Immigration Legal Professionals - What Are They Good For?

Immigration Legal Professionals - What Are They Good For?

When I checked my inbox this morning I discovered a vital electronic mail from a company of immigration lawyers in Atlanta can professionals which I belong to.

In reality, this email is so essential to my skill to follow immigration law that I forwarded it to all of my employees, saved it in our firm's digital address book, and printed it for inclusion within the binder that sits on my desk right by my telephone.

Yet, the truth is that this e mail makes me feel like I'm a silent companion in a bit of a deception being perpetrated on the general public by CIC. Let me explain.

Citizenship and Immigration Canada clearly takes nice public satisfaction within the quantity of data and resources it provides to the public through its website and call centre. CIC boasts that "All of the forms and information that it's essential apply for a visa are available at no cost on this website."

Therefore, it is no wonder that within the website's FAQ, the answer to the question: "Do I need an immigration representative to help me apply?" is a "no."

The general public is told that "The Authorities of Canada treats everyone equally, whether they use a consultant or not."

Will your case be processed more rapidly for those who hire a consultant? CIC advises that "If you select to hire a representative, your utility will not be given particular attention by the immigration officer."

Is this really true? Is all the information you want really on the market?
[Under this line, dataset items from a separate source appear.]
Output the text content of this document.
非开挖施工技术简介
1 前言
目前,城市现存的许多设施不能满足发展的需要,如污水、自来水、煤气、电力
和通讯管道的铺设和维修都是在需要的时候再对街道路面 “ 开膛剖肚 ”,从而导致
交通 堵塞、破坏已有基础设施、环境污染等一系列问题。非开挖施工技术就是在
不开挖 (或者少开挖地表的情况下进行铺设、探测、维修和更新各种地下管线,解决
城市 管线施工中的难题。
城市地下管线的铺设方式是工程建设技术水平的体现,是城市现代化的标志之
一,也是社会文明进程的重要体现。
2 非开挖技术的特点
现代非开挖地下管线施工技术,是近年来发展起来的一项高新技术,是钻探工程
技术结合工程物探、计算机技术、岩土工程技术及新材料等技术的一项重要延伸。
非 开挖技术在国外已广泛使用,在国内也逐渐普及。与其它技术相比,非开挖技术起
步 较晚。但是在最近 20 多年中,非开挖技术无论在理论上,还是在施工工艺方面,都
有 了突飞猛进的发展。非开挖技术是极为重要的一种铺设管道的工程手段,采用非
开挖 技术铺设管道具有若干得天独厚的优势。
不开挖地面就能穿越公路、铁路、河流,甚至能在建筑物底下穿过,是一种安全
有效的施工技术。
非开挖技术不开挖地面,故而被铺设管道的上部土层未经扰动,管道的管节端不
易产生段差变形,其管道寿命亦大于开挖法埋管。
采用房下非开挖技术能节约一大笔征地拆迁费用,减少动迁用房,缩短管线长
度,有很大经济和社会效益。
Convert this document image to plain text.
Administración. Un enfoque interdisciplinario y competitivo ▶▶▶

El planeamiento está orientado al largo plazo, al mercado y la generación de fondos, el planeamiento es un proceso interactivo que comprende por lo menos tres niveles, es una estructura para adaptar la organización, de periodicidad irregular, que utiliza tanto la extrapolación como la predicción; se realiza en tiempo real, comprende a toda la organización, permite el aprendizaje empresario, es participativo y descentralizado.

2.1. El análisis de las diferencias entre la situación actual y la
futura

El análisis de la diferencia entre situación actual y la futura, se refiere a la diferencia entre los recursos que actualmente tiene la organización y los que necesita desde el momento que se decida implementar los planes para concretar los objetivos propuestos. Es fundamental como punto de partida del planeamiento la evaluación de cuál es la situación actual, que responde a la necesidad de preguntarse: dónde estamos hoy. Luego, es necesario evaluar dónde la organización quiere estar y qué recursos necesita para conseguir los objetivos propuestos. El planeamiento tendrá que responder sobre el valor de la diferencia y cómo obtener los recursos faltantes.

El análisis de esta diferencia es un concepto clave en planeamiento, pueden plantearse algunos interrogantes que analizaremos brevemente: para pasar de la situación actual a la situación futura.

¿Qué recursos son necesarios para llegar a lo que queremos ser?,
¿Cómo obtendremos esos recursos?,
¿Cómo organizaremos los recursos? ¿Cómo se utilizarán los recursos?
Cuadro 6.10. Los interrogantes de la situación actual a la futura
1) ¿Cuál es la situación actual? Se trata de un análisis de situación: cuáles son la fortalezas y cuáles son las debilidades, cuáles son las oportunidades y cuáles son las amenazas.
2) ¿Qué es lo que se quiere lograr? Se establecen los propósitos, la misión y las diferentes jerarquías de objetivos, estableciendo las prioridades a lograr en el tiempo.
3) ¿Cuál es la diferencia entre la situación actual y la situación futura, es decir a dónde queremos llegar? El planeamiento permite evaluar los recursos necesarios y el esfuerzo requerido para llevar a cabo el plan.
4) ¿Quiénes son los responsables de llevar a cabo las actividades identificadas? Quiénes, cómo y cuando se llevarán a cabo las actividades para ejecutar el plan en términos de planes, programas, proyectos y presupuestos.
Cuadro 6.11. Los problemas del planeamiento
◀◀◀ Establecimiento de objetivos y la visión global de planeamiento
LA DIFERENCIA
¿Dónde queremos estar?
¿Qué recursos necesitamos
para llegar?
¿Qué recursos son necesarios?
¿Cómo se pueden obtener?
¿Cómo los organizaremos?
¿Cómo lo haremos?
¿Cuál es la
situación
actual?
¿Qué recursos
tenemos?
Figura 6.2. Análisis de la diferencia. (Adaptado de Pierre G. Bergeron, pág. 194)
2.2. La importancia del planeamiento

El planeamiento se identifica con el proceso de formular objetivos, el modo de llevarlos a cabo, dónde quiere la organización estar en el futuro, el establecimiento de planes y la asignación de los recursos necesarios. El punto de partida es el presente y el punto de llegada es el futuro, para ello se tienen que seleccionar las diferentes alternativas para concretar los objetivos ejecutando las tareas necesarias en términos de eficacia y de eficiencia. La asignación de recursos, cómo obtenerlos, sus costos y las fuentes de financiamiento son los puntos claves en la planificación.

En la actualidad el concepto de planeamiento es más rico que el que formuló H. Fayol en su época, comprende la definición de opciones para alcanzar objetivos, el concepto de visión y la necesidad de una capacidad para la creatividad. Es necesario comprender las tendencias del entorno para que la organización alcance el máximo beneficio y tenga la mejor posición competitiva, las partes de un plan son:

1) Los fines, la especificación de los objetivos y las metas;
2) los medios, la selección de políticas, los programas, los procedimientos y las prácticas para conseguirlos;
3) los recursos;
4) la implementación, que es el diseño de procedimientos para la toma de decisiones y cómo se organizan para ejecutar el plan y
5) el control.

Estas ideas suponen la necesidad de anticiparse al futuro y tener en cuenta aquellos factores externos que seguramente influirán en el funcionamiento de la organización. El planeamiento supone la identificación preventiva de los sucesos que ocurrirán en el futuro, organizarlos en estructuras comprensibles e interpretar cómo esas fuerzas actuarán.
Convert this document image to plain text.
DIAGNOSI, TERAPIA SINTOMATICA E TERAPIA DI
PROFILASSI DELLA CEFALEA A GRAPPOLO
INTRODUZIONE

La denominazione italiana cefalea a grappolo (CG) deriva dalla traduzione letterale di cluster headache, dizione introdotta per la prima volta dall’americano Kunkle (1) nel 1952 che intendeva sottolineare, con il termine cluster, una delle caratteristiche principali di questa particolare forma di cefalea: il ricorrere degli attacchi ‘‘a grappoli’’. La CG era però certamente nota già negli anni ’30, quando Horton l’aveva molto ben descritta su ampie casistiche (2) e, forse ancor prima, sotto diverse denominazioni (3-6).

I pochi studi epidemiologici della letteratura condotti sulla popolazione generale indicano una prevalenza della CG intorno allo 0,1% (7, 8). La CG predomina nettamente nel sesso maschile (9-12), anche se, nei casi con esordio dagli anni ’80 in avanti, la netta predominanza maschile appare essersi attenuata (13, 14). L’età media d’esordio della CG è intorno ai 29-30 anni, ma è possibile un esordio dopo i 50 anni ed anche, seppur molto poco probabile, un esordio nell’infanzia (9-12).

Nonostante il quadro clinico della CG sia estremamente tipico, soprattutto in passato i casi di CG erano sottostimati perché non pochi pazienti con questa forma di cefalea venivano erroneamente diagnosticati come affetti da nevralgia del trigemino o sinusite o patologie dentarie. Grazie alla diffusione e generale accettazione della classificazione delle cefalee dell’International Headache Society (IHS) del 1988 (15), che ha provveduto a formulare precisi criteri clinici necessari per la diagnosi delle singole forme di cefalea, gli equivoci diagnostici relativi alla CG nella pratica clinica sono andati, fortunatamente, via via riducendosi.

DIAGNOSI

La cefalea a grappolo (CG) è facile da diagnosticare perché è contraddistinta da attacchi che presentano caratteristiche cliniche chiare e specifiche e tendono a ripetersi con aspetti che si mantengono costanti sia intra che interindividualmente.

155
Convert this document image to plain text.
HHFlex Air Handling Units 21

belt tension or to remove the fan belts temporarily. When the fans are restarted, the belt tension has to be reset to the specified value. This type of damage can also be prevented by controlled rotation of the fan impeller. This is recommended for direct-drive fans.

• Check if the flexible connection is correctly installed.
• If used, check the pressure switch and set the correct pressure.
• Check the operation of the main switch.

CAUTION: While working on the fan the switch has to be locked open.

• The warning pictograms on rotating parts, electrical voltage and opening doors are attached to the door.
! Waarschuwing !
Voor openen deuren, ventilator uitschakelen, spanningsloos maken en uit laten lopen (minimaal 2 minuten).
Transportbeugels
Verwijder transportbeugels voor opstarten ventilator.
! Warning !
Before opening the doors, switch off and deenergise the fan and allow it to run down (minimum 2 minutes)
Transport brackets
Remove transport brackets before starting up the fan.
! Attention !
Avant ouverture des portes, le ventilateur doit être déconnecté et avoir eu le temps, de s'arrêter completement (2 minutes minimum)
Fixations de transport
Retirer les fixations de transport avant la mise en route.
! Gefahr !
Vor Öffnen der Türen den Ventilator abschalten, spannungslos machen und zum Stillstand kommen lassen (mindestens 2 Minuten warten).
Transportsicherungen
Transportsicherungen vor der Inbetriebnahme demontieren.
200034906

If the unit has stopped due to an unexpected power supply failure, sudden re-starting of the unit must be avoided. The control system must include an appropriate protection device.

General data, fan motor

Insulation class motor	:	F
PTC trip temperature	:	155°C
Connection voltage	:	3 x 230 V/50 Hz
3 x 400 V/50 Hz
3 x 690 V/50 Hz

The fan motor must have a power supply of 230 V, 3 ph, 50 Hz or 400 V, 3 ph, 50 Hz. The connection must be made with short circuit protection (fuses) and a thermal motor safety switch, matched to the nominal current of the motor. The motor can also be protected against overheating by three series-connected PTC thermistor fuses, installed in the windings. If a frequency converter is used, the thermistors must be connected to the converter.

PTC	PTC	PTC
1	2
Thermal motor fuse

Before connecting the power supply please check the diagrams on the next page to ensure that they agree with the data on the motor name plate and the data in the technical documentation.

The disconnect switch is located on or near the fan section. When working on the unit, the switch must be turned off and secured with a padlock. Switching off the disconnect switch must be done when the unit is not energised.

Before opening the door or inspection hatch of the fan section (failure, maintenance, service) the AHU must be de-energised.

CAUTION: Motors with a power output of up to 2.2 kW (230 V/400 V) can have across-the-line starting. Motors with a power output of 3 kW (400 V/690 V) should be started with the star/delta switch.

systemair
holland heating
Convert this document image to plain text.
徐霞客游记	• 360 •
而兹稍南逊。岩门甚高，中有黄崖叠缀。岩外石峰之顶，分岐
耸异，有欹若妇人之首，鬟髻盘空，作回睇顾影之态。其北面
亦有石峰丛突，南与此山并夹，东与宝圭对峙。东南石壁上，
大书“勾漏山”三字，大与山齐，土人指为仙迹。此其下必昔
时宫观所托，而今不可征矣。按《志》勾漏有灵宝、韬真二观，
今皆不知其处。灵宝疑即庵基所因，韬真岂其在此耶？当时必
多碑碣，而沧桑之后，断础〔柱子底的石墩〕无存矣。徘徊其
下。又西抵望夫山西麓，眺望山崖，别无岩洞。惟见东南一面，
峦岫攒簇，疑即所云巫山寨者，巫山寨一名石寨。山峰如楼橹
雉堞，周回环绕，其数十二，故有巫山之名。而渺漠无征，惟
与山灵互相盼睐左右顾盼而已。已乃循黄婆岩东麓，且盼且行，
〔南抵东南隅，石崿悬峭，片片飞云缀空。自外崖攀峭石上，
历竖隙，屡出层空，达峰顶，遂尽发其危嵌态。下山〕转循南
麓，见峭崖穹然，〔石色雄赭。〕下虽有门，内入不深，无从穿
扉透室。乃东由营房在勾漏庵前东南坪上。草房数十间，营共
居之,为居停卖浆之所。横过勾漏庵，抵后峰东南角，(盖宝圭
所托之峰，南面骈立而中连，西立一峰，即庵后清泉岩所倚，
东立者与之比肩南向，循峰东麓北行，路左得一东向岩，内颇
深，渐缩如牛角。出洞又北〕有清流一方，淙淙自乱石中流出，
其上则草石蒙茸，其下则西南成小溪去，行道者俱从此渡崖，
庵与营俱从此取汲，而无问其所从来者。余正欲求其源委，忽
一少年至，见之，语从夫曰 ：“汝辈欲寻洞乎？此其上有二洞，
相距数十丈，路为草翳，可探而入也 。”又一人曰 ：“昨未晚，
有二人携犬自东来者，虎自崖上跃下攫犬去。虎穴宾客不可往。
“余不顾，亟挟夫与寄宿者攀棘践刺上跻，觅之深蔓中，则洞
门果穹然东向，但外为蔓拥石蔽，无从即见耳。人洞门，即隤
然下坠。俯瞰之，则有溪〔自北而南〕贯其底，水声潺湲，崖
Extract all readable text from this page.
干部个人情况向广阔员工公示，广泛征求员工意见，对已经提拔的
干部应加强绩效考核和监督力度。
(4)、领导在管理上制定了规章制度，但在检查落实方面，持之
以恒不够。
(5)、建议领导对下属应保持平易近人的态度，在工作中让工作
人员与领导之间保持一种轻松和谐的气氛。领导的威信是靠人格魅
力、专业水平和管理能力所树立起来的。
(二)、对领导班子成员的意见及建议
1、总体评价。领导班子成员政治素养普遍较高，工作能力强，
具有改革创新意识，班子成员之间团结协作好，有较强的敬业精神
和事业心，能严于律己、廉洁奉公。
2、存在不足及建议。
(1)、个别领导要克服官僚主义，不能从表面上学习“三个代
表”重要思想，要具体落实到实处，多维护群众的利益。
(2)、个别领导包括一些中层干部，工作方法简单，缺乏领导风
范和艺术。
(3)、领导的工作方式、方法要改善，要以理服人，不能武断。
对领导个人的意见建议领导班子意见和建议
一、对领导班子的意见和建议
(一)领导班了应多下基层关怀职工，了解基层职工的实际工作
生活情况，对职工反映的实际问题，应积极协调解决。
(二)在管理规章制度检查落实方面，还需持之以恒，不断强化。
Do you want a lawyer? Wouldn't it make any distinction if in case you have one? Put one other means: are people who are using lawyers and consultants to handle their immigration purposes just throwing away their money?

I hate answering these questions since doing other folks's immigration work is how I make my living. Folks could be justified in being sceptical about my solutions to those questions.

However the reality is "all the knowledge you want" isn't really on the market and, yes, in many cases a lawyer or advisor's involvement can spell the difference between success, delay, or abject failure.

The information at is common in nature and can't presumably contemplate the infinite factual scenarios that applicants may present when applying. Additionalmore, the brokers at the call centre can't and do not present callers with legal advice. It is simply not in their mandate to do so. Instead, they offer "general information on the CIC lines of business... present case particular info, and accept orders for CIC publications and utility kits."

In different words, they can not inform you what you 'ought to' do when confronted with obstacles or strategic choices to make.

Additionally, in the event you encounter a problem that needs to be escalated, which is not uncommon, you will see that valuable little information on the CIC website as to where to direct your complaint or question.

Not so with immigration professionals.

The e-mail I acquired this morning is an update of CIC's protocol on how immigration professionals should direct their queries. The correspondence incorporates the email address for every Canadian visa publish overseas and the names and e mail addresses of the immigration program managers at each of those offices. It tells us how, and to whom, to direct case-specific enquiries to the Case Management Department in Ottawa and when and how you can observe up if we don't receive a well timed reply. It offers directions on find out how to direct communications referring to quality of service complaints, situations involving possible misconduct or malfeasance of immigration officers, procedures, operational and selection policy, and processing times and levels.

To my information, this data just isn't shared with members of the public. CIC's failure to publicise this data does not reflect preferential therapy for many who are represented. Instead, it is simply an acknowledgement that immigration professionals do, and have all the time, performed a vital position in making an overburdened and underneath-resourced program perform at all (if not perform well).

Sharing this information with the general public would result in an avalanche of correspondence being directed at senior officers who are spread out so thinly that they may never get every other work done.

It's true that, except in distinctive and deserving cases, hiring a lawyer or guide can't get an software moved from the back of the road to the entrance of the line. Also, an officer is not going to approve an applicant who will not be certified just because he or she is represented. Nevertheless, additionally it is true that an sincere and skilled consultant won't clog up the system by submitting an utility that simply will not fly.